[PATCH v2 13/15] sched/deadline: Make start_dl_timer callers more robust

Joel Fernandes (Google) posted 15 patches 1 year, 11 months ago
[PATCH v2 13/15] sched/deadline: Make start_dl_timer callers more robust
Posted by Joel Fernandes (Google) 1 year, 11 months ago
For whatever reason, if start_dl_timer() returned 0 during replenish (it
did not start a new timer), then do not marked dl_defer_armed, because
we never really armed.

Further, we need to cancel any old timers,

This is similar to what dl_check_constrained_dl() does.

Add some guardrails for such situations.

Signed-off-by: Joel Fernandes (Google) <joel@joelfernandes.org>
---
 kernel/sched/deadline.c | 20 ++++++++++++++++++--
 1 file changed, 18 insertions(+), 2 deletions(-)
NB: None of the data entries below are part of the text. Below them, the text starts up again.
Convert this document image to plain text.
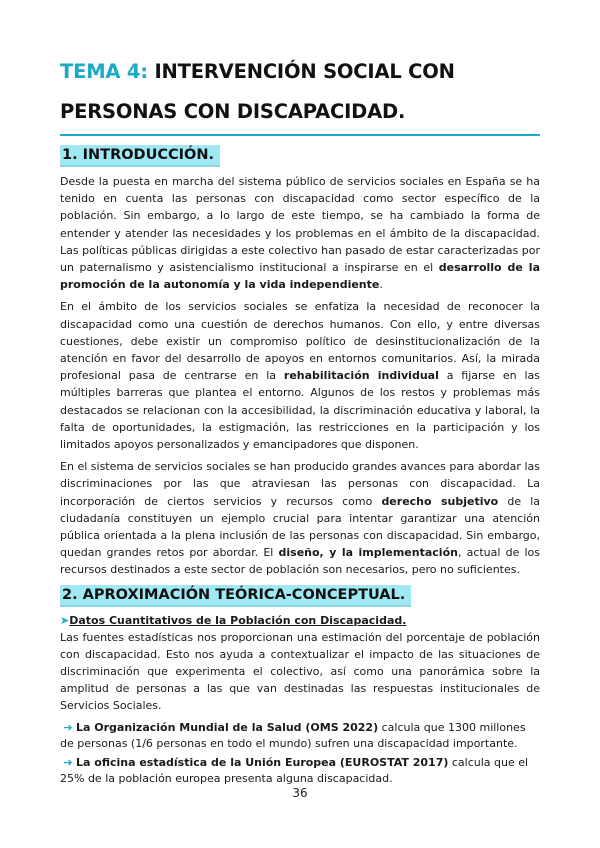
TEMA 4: INTERVENCIÓN SOCIAL CON
PERSONAS CON DISCAPACIDAD.
1. INTRODUCCIÓN.

Desde la puesta en marcha del sistema público de servicios sociales en España se ha tenido en cuenta las personas con discapacidad como sector específico de la población. Sin embargo, a lo largo de este tiempo, se ha cambiado la forma de entender y atender las necesidades y los problemas en el ámbito de la discapacidad. Las políticas públicas dirigidas a este colectivo han pasado de estar caracterizadas por un paternalismo y asistencialismo institucional a inspirarse en el desarrollo de la promoción de la autonomía y la vida independiente.

En el ámbito de los servicios sociales se enfatiza la necesidad de reconocer la discapacidad como una cuestión de derechos humanos. Con ello, y entre diversas cuestiones, debe existir un compromiso político de desinstitucionalización de la atención en favor del desarrollo de apoyos en entornos comunitarios. Así, la mirada profesional pasa de centrarse en la rehabilitación individual a fijarse en las múltiples barreras que plantea el entorno. Algunos de los restos y problemas más destacados se relacionan con la accesibilidad, la discriminación educativa y laboral, la falta de oportunidades, la estigmación, las restricciones en la participación y los limitados apoyos personalizados y emancipadores que disponen.

En el sistema de servicios sociales se han producido grandes avances para abordar las discriminaciones por las que atraviesan las personas con discapacidad. La incorporación de ciertos servicios y recursos como derecho subjetivo de la ciudadanía constituyen un ejemplo crucial para intentar garantizar una atención pública orientada a la plena inclusión de las personas con discapacidad. Sin embargo, quedan grandes retos por abordar. El diseño, y la implementación, actual de los recursos destinados a este sector de población son necesarios, pero no suficientes.

2. APROXIMACIÓN TEÓRICA-CONCEPTUAL.
➤Datos Cuantitativos de la Población con Discapacidad.

Las fuentes estadísticas nos proporcionan una estimación del porcentaje de población con discapacidad. Esto nos ayuda a contextualizar el impacto de las situaciones de discriminación que experimenta el colectivo, así como una panorámica sobre la amplitud de personas a las que van destinadas las respuestas institucionales de Servicios Sociales.

➔ La Organización Mundial de la Salud (OMS 2022) calcula que 1300 millones de personas (1/6 personas en todo el mundo) sufren una discapacidad importante.
➔ La oficina estadística de la Unión Europea (EUROSTAT 2017) calcula que el 25% de la población europea presenta alguna discapacidad.
36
diff --git a/kernel/sched/deadline.c b/kernel/sched/deadline.c
index dbba95d364e2..e978e299381c 100644
--- a/kernel/sched/deadline.c
+++ b/kernel/sched/deadline.c
@@ -918,7 +918,16 @@ static void replenish_dl_entity(struct sched_dl_entity *dl_se)
 		if (!is_dl_boosted(dl_se)) {
 			dl_se->dl_defer_armed = 1;
 			dl_se->dl_throttled = 1;
-			start_dl_timer(dl_se);
+			if (!start_dl_timer(dl_se)) {
+				/*
+				 * If for whatever reason (delays), if a previous timer was
+				 * queued but not serviced, cancel it.
+				*/
+				hrtimer_try_to_cancel(&dl_se->dl_timer);
+				dl_se->dl_defer_armed = 0;
+				dl_se->dl_throttled = 0;
+				return;
+			}
 		}
 	}
 }
@@ -1465,7 +1474,14 @@ static void update_curr_dl_se(struct rq *rq, struct sched_dl_entity *dl_se, s64
 		hrtimer_try_to_cancel(&dl_se->dl_timer);
 
 		replenish_dl_new_period(dl_se, dl_se->rq);
-		start_dl_timer(dl_se);
+
+		/*
+		 * Not being able to start the timer seems problematic. If it could not
+		 * be started for whatever reason, we need to "unthrottle" the DL server
+		 * and queue right away. Otherwise nothing might queue it. That's similar
+		 * to what enqueue_dl_entity() does on start_dl_timer==0. For now, just warn.
+		 */
+		WARN_ON_ONCE(!start_dl_timer(dl_se));
 
 		return;
 	}
-- 
2.34.1
Re: [PATCH v2 13/15] sched/deadline: Make start_dl_timer callers more robust
Posted by Daniel Bristot de Oliveira 1 year, 10 months ago
On 3/13/24 02:24, Joel Fernandes (Google) wrote:
> For whatever reason, if start_dl_timer() returned 0 during replenish (it
> did not start a new timer), then do not marked dl_defer_armed, because
> we never really armed.
> 
> Further, we need to cancel any old timers,
> 
> This is similar to what dl_check_constrained_dl() does.
> 
> Add some guardrails for such situations.
> 
> Signed-off-by: Joel Fernandes (Google) <joel@joelfernandes.org>

Makes sense, added as part of the defer patch.

-- Daniel